Mike placed his talented cast, also including legendary actors Ben Kingsley and Alfred Molina, in a world that, although fantastic, is grounded in a lot of genuine elements. Much of the stuntwork was inspired by the French street sport parkour, which Mike describes as "broadly speaking, throwing yourself off a roof and living to tell the tale!" The great parkour expert David Bell worked with the film crew to teach the stunt crew – and Jake – to perform the jaw-dropping leaps you see on-screen. Mike assures that "They were actually doing these stunts – as was Jake, from time to time. Jake was very involved in doing this stuff!"

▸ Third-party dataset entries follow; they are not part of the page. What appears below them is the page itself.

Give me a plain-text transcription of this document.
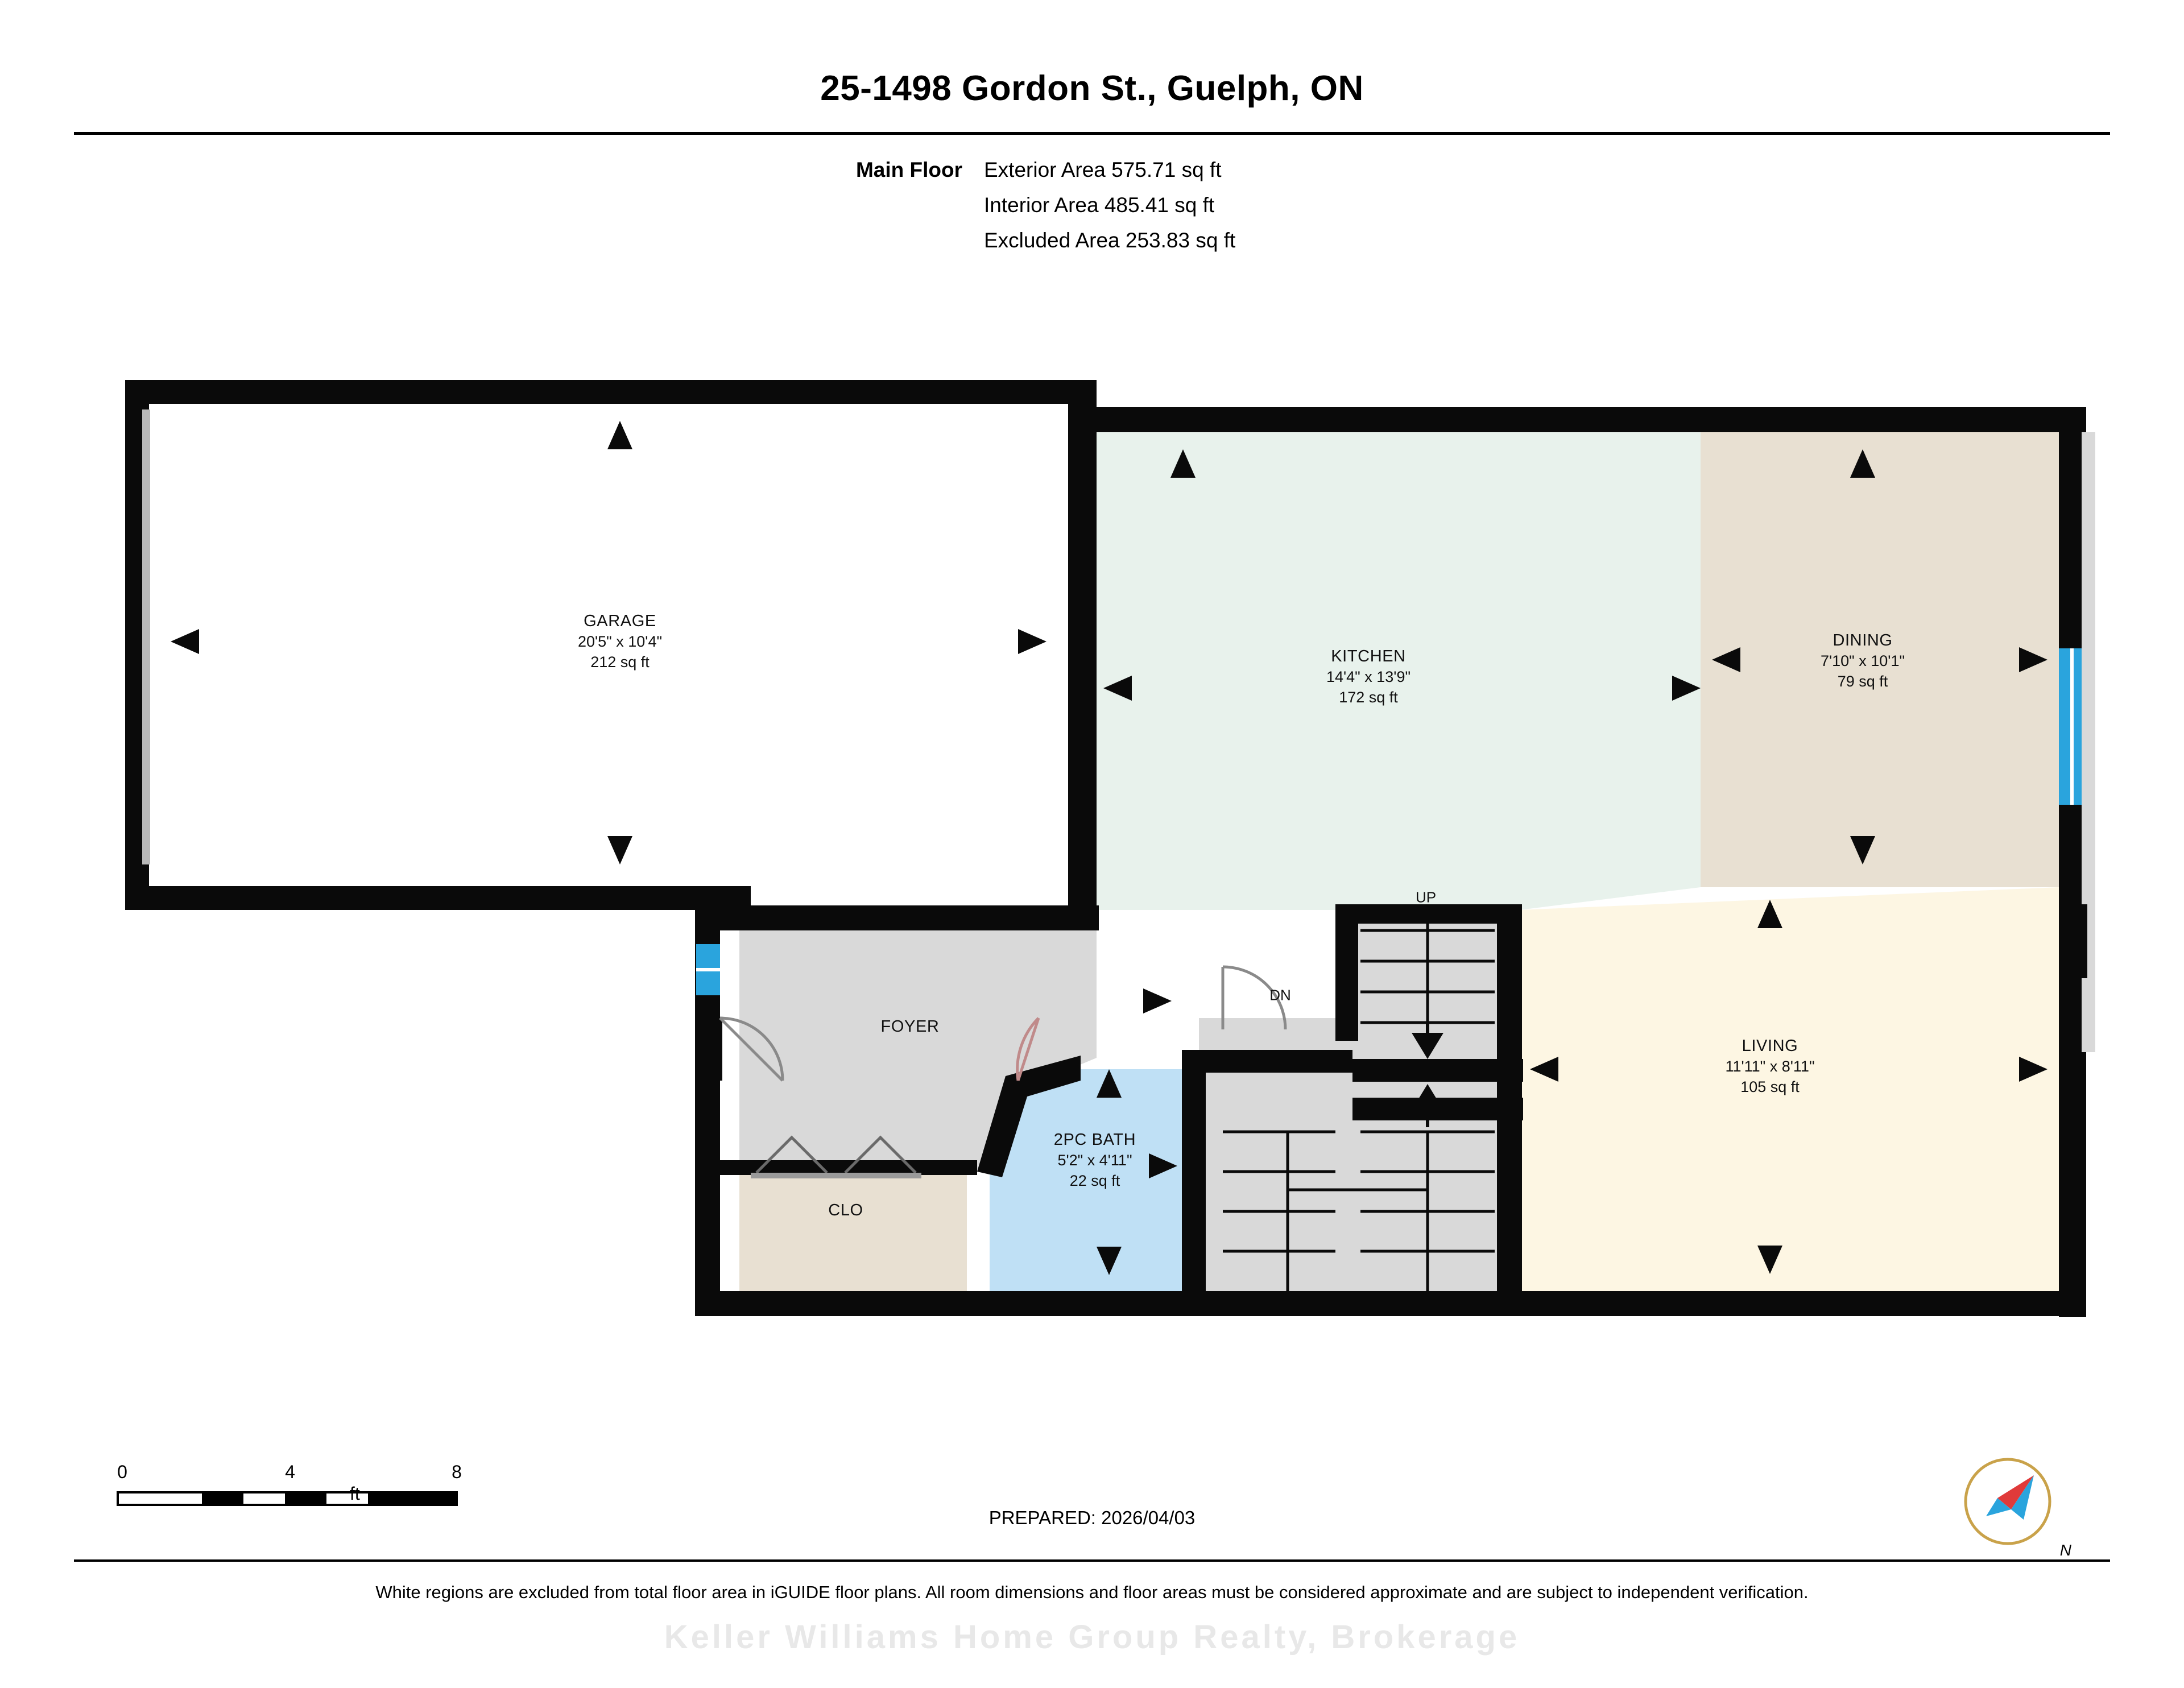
25-1498 Gordon St., Guelph, ON
Main Floor	Exterior Area 575.71 sq ft
Interior Area 485.41 sq ft
Excluded Area 253.83 sq ft
GARAGE
20'5" x 10'4"
212 sq ft	KITCHEN
14'4" x 13'9"
172 sq ft
DINING
7'10" x 10'1"
79 sq ft
LIVING
11'11" x 8'11"
105 sq ft
2PC BATH
5'2" x 4'11"
22 sq ft
FOYER
CLO
UP
DN
0	4	8
ft
PREPARED: 2026/04/03
N
White regions are excluded from total floor area in iGUIDE floor plans. All room dimensions and floor areas must be considered approximate and are subject to independent verification.
Keller Williams Home Group Realty, Brokerage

The otherworldly scenery of "Prince of Persia" was actually created by using the very real landscapes in the Atlas Mountains of Morocco, where the crew braved temperatures above 130 degrees, torrential rainstorms followed by flash floods, and what Mike airily describes as "a snake or two and a scorpion or two." By the end of some days, the crew found their eyes crusted almost shut by dried salt. However, the payoff is on the screen, in stunning vistas of mountain and rock. Plus, Mike found Morocco and its people enchanting. "Every one of the extras was a full-on actor, and they were just great. All the costume makers and the weapons makers were all hugely skillful. We had a lot of that work done locally [while in Morocco]. And all the technical people as well. I'd go back like a shot!"
Even the film's hilarious ostrich-racing sequence was achieved by placing jockeys on trained ostriches – no computer wizardry here! Although Mike admits it wasn't easy working with animals whose "brains weigh less than their eyeballs."
In the end, Mike says, what brings the film to life is what you don't see on-screen. "There's a huge number of interlocking people and talents without whom the film could not have been as it is. Every time a sword is used, that sword had to be designed by an armorer – and a very good armorer, too. The sets are imaginative projections of what reality might have been, but they're not simply taken from a book – everything has to be imagined. So those guys whom you never see, the designers and armorers and second-unit directors and assistant directors – have to be enthused about the movie or it simply will be dull. Those guys need a big loud round of applause for this film!"
When the curtain rises on "Prince of Persia: The Sands of Time," this Friday, May 28, that applause should be very loud indeed.